The tale is simple, yet heartbreaking. Edee (Robin Wright) is a woman in turmoil. She is haunted by recent traumatic events to the point where she flirts with suicide every day. While she attends counselling sessions, they don’t seem to be helping her at all. So, in the end she decides to pack up her life and move to an isolated hut in the middle of the wilderness in Wyoming.
While Edee is determined to be completely off the grid, despite the warnings from locals, she finds that life is tough and soon has to accept help from local hunter Miguel (Demian Bichir) to learn how to live off the land.
I found Land to be a work of true beauty. Not just because Wright and her cinematographer Bobby Bukowski manage to capture the American wilderness with its true beauty, but because this is a simple exploration of the human soul and the emotions that it goes through. While Hollywood likes to talk about ‘strong female characters’ and list the likes of Wonder Woman or Lara Croft, what Land delivers is perhaps one of the strongest female characters we have ever seen grace the big screen.
Wright’s Edee is strong, passionate and wants to overcome the extremely traumatic hand that life has dealt her. I found myself taken on that journey with her. I love the fact that the screen-play doesn’t just hand deliver all the answers to the audience throughout the film. The audience do have to ‘work’ during this film though. Miss one but of dialogue and you may miss something important to Edee’s life. Yes, you will be taken through an emotional wringer with Land. There were times when tears came to my eyes during some of the film’s tougher moments and there were times where I found myself chuckling. Land is heartbreaking, but also amazingly uplifting.
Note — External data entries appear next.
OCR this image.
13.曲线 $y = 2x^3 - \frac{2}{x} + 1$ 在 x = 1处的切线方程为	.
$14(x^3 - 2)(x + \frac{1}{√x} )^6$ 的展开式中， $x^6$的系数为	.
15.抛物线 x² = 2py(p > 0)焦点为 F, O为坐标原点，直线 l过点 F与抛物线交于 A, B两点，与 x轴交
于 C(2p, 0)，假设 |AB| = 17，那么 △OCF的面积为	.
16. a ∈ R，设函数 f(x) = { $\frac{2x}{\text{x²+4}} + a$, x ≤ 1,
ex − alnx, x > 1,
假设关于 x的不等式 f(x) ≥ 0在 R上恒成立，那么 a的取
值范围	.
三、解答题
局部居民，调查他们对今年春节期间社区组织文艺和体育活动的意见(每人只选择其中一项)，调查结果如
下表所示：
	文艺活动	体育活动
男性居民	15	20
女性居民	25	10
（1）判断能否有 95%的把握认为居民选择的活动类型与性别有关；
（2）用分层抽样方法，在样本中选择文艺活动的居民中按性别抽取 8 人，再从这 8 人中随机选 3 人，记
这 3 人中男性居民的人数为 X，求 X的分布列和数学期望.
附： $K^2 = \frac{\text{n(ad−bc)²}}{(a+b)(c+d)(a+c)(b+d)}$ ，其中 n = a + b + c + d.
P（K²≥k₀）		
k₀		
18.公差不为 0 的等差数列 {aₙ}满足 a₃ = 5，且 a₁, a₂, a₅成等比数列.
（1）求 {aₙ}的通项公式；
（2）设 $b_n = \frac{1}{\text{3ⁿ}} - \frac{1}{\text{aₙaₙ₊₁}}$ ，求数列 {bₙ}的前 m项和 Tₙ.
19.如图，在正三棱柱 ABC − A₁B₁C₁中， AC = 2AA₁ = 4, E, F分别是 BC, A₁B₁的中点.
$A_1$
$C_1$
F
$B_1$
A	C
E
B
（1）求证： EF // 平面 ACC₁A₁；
Wright’s directional style only enhances this film even more. Like Reichardt, she tells the story in a pure naturalistic way. Even as a rookie director she knows that you don’t need dialogue to tell a story, a look or even the environment around an actor or actress, can sometimes say more than a whole page worth of dialogue. The fact that Wright already knows this with her first film tells us that she is going to be a director that is going to be exciting to watch over the next couple of decades.
I love that in Land, nothing feels forced. Wright, along with the work of screenwriters Erin Dignam and newcomer Jesse Chatham, avoids every single Hollywood cliché with this movie. I did wonder whether the inclusion of Demian Bichir would see the film dip into a Mills & Boon style romance, but luckily my fears were misplaced.
Land is very much the perfect film. A gripping storyline delivered with amazing performances from both Wright and Bechir, and scenery that makes you want to escape to the wilderness yourself, sees Land become the type of film that stays with you for a long, long time. I found the power of this film to be a truly amazing cinematic experience and if you loved Reese Witherspoon’s Wild then this film is a must-see for you. Land is a cinematic masterpiece.